Önsözde kitabın editörü, Süheyl Ünver'e atfen bir tarif veriyor: "Ramazan Medeniyeti". Bu gerçekten de "Ramazan Ayı'nı" dini bir çerçevenin dışına da taşıyan, "folklorik bir manzume" olarak, yaşanan her şeyin bir bütün olarak tarifidir. Geçenlerde "Bizden Haberler" dergisinden sordular. Ramazan sizce ne demektir diye? Hiç kuşkusuz Ramazan bir gelenekler bütünüdür. En azından yaşadığımız topraklarda. Osmanlı İmparatorluğu'ndan, hatta daha evveli Anadolu'daki muhtelif antik uygarlıklardan tevarüs ettiğimiz envai çeşit adet, gelenek ve göreneğin bir yüksek kültürle harç olunup tekrar resmolunuşudur. Kültür tarihçilerinin bakışı ile kültürel sürekliliktir. Dört çarpı dört bayrak yarışı gibi. Elden ele, nesilden nesile verilen emanettir. İşin dini vecibe yönü kişinin kendisine ait bir keyfiyet iken, sair yönü hepimizindir. Üstelik de bugün her coğrafyada, herkese lazım olan, hem bilmemiz hem de kullanmamız gereken bir affetme, barışma ve yeniden konuşma kültürü ile.
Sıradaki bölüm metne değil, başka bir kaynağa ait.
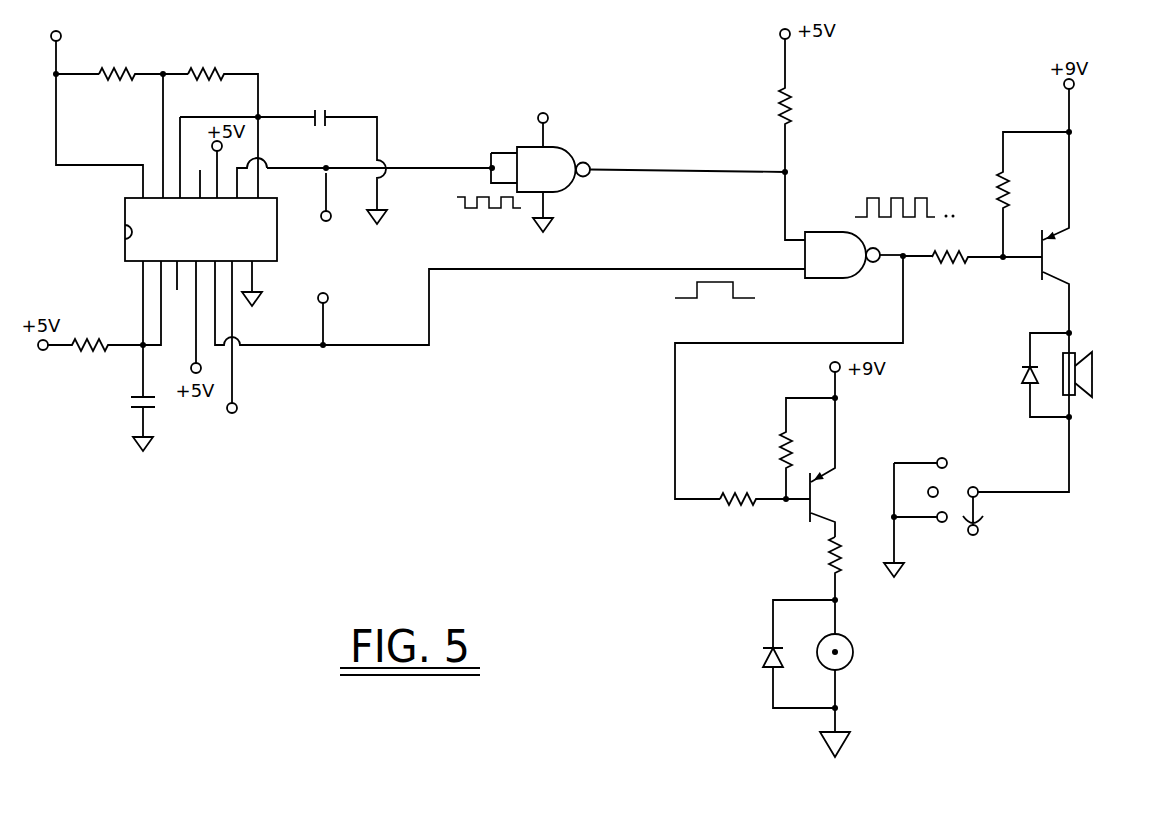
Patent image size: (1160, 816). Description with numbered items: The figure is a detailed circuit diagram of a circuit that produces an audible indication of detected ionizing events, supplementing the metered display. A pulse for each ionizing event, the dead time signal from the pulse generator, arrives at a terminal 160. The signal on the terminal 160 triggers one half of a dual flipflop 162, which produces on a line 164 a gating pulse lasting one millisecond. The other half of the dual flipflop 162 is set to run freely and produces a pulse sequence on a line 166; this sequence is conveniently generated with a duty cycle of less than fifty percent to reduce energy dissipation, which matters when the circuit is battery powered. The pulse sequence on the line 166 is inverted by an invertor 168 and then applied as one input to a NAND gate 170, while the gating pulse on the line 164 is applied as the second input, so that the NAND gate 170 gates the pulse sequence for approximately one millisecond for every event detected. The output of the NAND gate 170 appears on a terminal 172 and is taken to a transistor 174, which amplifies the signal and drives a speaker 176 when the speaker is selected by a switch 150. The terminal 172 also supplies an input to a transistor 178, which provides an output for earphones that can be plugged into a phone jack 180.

The switch 150 is at (950, 478).
The terminal 160 is at (236, 404).
The dual flipflop 162 is at (277, 240).
The line 164 is at (375, 346).
The line 166 is at (285, 168).
The invertor 168 is at (560, 147).
The NAND gate 170 is at (825, 278).
The terminal 172 is at (903, 285).
The transistor 174 is at (1050, 287).
The speaker 176 is at (1078, 352).
The transistor 178 is at (822, 525).
The phone jack 180 is at (845, 668).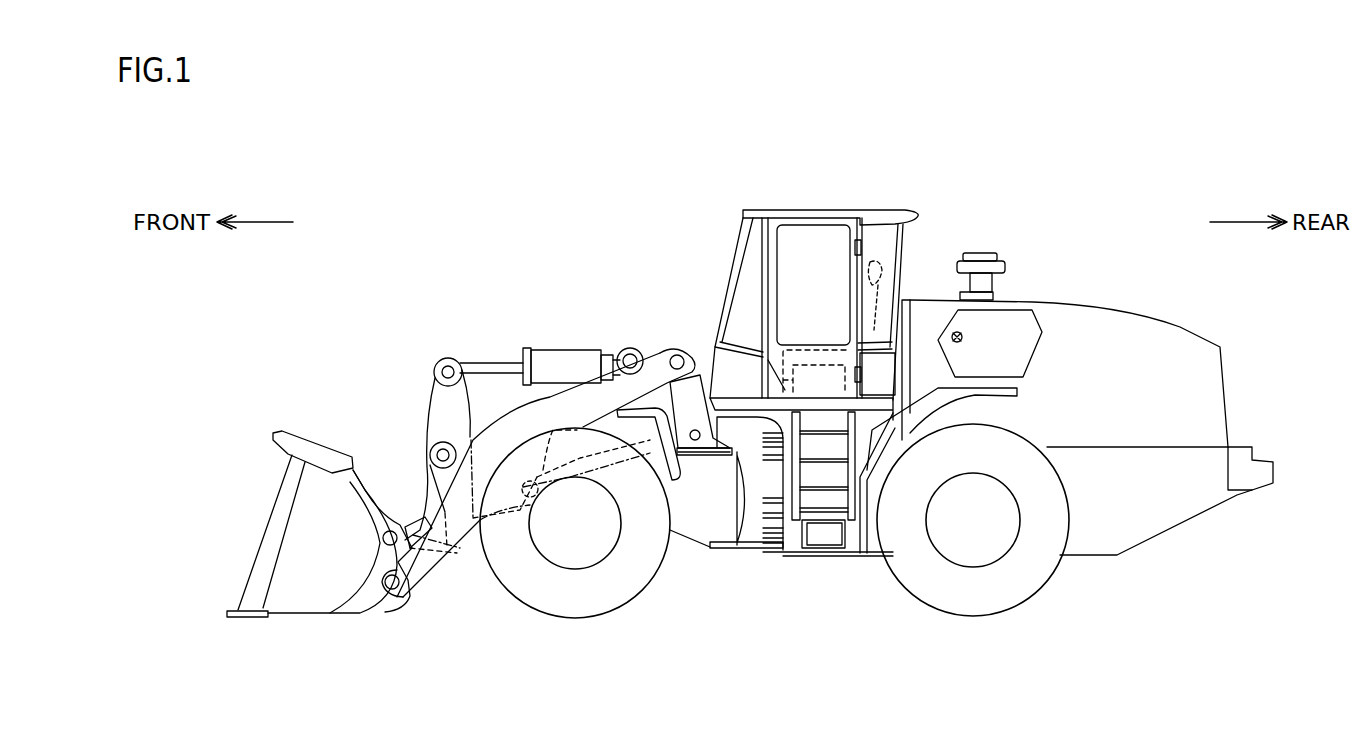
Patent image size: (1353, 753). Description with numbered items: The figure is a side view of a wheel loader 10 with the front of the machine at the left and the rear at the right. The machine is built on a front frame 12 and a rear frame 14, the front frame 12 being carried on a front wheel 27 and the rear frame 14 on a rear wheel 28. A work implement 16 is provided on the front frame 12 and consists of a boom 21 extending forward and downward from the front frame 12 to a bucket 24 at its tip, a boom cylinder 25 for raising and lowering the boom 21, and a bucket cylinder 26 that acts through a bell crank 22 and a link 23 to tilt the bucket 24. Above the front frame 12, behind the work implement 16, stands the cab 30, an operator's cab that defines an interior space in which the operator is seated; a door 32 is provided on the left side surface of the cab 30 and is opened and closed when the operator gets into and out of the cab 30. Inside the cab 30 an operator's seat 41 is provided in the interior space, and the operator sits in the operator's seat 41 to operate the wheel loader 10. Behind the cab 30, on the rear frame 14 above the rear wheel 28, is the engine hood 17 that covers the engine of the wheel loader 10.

BAYRAMLA GELEN İYİ NİYET Madem ki Ramazan denilen disiplin sınaması, Şeker Bayramı ile ödüllendirilir. Biz de Ramazan Kitabı'ndan bir armağan sunalım. Diline dokunmaksızın. Kitapta yer alan yazılar arasında daha spesifik olanlar da var. Bu onlardan. Halit Bayrı. Ramazanın alameti farikası gibi bir şöhreti anlatıyor. Onun deyişi ile Ramazanda istihlak edilen gıda maddeleri içinde en çok özelliği olan güllaçtır. "Ramazanın Gülü Güllaçı" 1947 yılında İstanbul Folkloru'nda yayınlanmış. Madem ki ağızlar şenlendi. Haftaya gelecek Şeker Bayramı'nın icabını yineleyelim. Ne demiştik? Günümüzün insanına lazım gelen diye: "Konuşmak, barışmak, affetmek". Bakın emin olun. Dahiyane ve fakat hasmane bir söylemle elinize geçecekten fazlasını, mahir bir ben seni anlıyorum güllacı sağlayacaktır.